Research output: Contribution to journalReview article

Cherri Zhang, Md Shafiur Rahman, Md Mizanur Rahman, Alfred E Yawson, Kenji Shibuya

Original languageEnglish
Article numbere0209126
Pages (from-to)e0209126
JournalPLoS ONE
Issue number5
Publication statusPublished - 22 May 2019


King's Authors


Ghana has made significant stride towards universal health coverage (UHC) by implementing the National Health Insurance Scheme (NHIS) in 2003. This paper investigates the progress of UHC indicators in Ghana from 1995 to 2015 and makes future predictions up to 2030 to assess the probability of achieving UHC targets. National representative surveys of Ghana were used to assess health service coverage and financial risk protection. The analyses estimated the coverage of 13 prevention and four treatment service indicators at the national level and across wealth quintiles. In addition, we calculated catastrophic health payments and impoverishment to assess financial hardship and used a Bayesian regression model to estimate trends and future projections as well as the probabilities of achieving UHC targets by 2030. Wealth-based inequalities and regional disparities were also assessed. At the national level, 14 out of the 17 health service indicators are projected to reach the target of 80% coverage by 2030. Across wealth quintiles, inequalities were observed amongst most indicators with richer groups obtaining more coverage than their poorer counterparts.
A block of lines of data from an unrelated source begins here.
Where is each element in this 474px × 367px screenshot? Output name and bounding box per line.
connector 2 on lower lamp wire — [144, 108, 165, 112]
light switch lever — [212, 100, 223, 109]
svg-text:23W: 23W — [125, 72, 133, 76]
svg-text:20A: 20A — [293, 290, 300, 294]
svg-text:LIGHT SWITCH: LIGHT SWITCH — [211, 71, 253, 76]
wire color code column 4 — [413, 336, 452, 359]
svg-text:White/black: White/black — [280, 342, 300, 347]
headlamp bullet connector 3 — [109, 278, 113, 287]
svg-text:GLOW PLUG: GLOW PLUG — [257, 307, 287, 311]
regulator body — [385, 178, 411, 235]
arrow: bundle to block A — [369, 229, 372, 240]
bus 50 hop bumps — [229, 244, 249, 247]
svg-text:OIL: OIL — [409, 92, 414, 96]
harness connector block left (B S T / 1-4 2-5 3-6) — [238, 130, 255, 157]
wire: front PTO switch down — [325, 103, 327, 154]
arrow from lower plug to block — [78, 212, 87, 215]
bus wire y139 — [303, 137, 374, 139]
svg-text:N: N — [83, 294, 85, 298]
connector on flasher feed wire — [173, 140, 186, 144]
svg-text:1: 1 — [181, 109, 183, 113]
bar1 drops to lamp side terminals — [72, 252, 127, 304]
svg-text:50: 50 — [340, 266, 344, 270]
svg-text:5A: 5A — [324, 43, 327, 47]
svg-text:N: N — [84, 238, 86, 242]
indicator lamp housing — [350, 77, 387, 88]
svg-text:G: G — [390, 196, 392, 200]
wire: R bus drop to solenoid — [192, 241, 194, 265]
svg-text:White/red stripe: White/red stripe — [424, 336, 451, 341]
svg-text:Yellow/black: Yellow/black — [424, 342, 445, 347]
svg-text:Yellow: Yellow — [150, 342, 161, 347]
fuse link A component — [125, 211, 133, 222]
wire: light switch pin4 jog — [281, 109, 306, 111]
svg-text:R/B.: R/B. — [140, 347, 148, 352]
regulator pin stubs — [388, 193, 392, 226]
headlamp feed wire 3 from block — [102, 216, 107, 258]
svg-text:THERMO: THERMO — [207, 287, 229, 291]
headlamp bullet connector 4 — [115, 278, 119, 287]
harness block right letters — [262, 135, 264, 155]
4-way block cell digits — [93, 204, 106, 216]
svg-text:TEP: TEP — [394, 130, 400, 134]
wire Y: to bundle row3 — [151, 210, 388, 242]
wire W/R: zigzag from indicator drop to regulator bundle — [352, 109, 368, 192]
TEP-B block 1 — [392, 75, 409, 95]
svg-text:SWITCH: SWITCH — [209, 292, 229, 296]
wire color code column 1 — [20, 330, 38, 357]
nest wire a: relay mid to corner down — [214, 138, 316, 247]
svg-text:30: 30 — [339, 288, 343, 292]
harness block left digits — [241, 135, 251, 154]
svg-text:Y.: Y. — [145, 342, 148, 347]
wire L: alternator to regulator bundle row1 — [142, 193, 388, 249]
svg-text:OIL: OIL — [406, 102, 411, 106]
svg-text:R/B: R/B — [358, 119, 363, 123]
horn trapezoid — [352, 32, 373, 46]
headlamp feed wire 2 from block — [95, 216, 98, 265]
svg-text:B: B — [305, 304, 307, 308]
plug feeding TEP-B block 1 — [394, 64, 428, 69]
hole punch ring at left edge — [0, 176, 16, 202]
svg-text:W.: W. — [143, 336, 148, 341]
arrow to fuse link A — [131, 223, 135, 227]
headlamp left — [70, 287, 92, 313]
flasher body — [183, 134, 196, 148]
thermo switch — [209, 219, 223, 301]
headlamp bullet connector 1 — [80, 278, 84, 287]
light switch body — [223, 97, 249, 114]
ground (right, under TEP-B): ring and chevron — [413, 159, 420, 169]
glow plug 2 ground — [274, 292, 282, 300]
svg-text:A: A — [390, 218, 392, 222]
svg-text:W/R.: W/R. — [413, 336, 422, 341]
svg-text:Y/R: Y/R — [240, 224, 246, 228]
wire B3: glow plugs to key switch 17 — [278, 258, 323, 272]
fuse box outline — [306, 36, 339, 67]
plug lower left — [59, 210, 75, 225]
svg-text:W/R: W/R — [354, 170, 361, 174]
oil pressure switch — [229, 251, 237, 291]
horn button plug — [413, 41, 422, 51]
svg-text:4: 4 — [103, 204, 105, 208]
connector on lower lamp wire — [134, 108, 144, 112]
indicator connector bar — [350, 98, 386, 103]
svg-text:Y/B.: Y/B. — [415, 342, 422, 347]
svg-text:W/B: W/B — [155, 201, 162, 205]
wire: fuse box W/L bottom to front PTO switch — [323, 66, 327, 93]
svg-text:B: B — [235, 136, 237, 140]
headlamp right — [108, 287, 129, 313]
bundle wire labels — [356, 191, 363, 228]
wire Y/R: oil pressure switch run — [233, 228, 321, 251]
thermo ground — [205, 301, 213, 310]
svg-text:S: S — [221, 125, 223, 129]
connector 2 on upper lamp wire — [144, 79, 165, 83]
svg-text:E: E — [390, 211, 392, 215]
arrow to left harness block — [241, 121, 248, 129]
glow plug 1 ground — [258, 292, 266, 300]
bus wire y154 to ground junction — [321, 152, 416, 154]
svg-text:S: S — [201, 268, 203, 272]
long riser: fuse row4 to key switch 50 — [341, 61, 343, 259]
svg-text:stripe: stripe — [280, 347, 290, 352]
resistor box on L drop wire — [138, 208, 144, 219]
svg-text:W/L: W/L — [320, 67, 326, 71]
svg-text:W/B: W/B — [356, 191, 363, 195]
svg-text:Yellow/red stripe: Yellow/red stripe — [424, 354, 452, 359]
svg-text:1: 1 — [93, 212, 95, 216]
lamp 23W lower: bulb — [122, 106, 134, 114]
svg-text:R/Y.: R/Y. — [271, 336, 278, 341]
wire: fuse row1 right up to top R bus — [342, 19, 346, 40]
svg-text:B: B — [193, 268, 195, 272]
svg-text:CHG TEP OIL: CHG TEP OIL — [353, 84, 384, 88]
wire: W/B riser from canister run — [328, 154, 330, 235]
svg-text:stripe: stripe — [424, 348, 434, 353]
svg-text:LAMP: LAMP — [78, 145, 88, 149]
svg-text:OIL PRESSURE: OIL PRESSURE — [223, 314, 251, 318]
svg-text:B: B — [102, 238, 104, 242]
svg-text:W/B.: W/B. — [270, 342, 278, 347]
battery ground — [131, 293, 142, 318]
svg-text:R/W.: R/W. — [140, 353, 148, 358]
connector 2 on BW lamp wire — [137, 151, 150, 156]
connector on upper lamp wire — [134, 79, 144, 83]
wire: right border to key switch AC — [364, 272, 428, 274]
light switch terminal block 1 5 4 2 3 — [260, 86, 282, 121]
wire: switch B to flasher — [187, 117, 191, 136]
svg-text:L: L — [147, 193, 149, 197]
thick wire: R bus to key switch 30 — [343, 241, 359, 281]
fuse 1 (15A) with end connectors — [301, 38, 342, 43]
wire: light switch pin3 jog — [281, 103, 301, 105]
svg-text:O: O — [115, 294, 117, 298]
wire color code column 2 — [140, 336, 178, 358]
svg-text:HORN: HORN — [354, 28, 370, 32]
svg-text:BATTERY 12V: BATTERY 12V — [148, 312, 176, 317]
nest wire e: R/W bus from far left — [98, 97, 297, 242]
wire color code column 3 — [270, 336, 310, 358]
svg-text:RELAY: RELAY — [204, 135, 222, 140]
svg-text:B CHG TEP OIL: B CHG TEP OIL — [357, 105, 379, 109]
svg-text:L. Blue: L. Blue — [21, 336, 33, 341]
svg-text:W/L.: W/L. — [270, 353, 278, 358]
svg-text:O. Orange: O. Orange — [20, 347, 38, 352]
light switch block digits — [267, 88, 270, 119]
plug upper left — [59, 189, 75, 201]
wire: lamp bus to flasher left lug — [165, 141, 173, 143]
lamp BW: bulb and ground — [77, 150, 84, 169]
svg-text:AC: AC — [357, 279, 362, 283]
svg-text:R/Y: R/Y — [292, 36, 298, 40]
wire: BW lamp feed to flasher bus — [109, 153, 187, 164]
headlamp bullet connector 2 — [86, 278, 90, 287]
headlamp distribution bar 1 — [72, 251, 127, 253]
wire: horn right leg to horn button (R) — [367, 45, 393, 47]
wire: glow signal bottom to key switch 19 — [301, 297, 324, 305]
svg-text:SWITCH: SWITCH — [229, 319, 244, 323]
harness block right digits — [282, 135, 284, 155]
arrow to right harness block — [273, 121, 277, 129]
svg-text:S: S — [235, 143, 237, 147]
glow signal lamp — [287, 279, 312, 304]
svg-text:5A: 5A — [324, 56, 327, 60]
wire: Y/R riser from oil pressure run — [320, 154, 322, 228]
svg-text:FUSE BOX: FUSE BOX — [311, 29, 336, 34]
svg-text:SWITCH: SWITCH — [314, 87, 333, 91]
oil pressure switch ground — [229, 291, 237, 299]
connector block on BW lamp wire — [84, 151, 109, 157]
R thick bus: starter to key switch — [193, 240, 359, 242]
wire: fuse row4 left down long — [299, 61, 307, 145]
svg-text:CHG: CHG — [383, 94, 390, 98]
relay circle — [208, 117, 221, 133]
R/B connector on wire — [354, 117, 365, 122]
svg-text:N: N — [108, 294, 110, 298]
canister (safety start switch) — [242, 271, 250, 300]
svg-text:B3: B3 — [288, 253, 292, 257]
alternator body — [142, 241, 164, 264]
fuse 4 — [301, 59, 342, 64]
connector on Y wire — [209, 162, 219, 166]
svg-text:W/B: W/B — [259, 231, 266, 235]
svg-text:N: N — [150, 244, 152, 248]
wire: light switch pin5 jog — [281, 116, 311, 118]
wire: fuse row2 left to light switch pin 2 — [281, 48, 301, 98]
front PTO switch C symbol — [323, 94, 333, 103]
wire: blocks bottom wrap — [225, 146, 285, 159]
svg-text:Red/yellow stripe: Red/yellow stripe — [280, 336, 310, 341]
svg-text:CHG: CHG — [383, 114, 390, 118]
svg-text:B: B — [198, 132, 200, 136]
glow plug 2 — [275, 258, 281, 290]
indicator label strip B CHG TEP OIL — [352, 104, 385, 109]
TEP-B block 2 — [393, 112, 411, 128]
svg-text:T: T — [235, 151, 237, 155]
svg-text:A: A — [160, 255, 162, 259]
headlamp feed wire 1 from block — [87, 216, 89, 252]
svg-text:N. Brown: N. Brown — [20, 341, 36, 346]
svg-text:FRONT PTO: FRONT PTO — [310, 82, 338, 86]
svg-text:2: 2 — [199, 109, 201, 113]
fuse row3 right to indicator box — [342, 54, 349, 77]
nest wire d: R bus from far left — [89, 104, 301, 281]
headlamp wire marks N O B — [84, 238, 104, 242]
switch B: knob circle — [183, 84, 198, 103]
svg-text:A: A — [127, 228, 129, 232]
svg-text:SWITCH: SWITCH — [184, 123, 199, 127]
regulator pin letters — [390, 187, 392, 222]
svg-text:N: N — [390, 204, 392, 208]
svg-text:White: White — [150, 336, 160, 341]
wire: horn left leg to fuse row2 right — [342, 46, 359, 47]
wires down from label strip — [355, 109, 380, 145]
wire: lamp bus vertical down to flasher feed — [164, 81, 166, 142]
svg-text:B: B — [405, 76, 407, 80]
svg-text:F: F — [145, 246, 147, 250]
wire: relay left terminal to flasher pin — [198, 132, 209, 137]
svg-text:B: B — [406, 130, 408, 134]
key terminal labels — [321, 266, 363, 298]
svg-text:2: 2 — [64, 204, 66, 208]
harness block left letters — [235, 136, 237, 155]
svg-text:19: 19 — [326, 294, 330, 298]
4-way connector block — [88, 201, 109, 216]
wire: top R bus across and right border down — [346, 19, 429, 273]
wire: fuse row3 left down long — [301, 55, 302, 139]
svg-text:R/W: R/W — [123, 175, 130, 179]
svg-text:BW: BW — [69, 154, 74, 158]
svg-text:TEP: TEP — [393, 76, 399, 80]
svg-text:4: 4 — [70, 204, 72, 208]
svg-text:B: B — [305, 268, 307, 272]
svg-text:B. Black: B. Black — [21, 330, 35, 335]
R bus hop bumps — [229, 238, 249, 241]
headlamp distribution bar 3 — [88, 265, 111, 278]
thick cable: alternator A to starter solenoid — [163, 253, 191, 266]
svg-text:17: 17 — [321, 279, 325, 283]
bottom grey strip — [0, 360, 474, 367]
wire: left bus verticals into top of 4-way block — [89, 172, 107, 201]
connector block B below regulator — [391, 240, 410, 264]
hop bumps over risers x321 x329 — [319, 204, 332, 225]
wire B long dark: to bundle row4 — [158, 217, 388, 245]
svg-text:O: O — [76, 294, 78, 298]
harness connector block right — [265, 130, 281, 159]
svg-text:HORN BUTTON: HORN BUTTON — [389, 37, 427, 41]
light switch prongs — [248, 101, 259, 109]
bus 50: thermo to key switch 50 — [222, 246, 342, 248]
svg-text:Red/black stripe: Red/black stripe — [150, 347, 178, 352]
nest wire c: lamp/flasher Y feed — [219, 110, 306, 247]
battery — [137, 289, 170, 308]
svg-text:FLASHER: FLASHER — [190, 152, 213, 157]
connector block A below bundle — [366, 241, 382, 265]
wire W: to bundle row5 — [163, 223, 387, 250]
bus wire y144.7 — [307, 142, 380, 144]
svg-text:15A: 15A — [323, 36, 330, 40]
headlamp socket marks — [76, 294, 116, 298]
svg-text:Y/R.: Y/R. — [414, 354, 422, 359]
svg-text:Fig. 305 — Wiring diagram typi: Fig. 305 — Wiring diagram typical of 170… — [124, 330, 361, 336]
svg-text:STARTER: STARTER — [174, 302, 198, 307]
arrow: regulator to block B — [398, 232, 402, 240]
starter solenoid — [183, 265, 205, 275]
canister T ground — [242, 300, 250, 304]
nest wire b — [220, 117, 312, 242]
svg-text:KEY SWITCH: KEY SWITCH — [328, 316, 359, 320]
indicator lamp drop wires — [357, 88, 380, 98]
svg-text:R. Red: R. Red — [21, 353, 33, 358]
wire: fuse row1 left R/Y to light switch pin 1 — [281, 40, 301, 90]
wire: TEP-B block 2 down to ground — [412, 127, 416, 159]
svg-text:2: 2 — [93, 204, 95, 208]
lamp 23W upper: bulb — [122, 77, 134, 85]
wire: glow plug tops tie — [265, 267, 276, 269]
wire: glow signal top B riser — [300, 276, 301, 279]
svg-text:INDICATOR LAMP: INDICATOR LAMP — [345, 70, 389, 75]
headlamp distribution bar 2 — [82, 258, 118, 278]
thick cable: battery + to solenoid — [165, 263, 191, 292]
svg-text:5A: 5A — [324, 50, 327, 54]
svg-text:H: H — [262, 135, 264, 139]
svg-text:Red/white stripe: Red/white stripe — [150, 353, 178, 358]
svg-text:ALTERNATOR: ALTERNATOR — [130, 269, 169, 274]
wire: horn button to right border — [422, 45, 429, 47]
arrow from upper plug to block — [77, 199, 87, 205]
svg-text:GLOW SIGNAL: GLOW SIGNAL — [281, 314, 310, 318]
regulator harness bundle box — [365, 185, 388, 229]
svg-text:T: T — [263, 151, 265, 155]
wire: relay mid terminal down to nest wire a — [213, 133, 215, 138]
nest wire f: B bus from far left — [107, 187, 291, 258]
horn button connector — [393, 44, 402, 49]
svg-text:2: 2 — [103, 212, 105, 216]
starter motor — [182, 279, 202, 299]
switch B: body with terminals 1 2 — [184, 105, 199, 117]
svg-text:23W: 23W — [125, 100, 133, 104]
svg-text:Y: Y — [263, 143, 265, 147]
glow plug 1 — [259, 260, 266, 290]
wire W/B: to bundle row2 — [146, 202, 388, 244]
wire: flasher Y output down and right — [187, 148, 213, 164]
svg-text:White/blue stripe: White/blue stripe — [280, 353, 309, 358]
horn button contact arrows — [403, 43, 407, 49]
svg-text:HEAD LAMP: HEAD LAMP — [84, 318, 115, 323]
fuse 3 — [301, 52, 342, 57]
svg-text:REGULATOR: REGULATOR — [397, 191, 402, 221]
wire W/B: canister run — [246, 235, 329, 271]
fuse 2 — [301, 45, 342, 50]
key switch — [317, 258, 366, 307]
Subnational analysis revealed while all regions will achieve the 80% coverage target with high probabilities for the prevention services, the same cannot be applied to the treatment services. In 2015, the proportion of households that suffered catastrophic health payments and impoverishment at a threshold of 25% non-food expenditure were 1.9% (95%CrI: 0.9-3.5) and 0.4% (95%CrI: 0.2-0.8), respectively. These are projected to reduce to 0.4% (95% CrI: 0.1-1.3) and 0.2% (0.0-0.5) respectively by 2030. Inequality measures and subnational assessment revealed that catastrophic expenditure experienced by wealth quintiles and regions are not equal. Significant improvements were seen in both health service coverage and financial risk protection over the years. However, inequalities across wealth quintiles and regions continue to be cause of concerns. Further efforts are needed to narrow these gaps.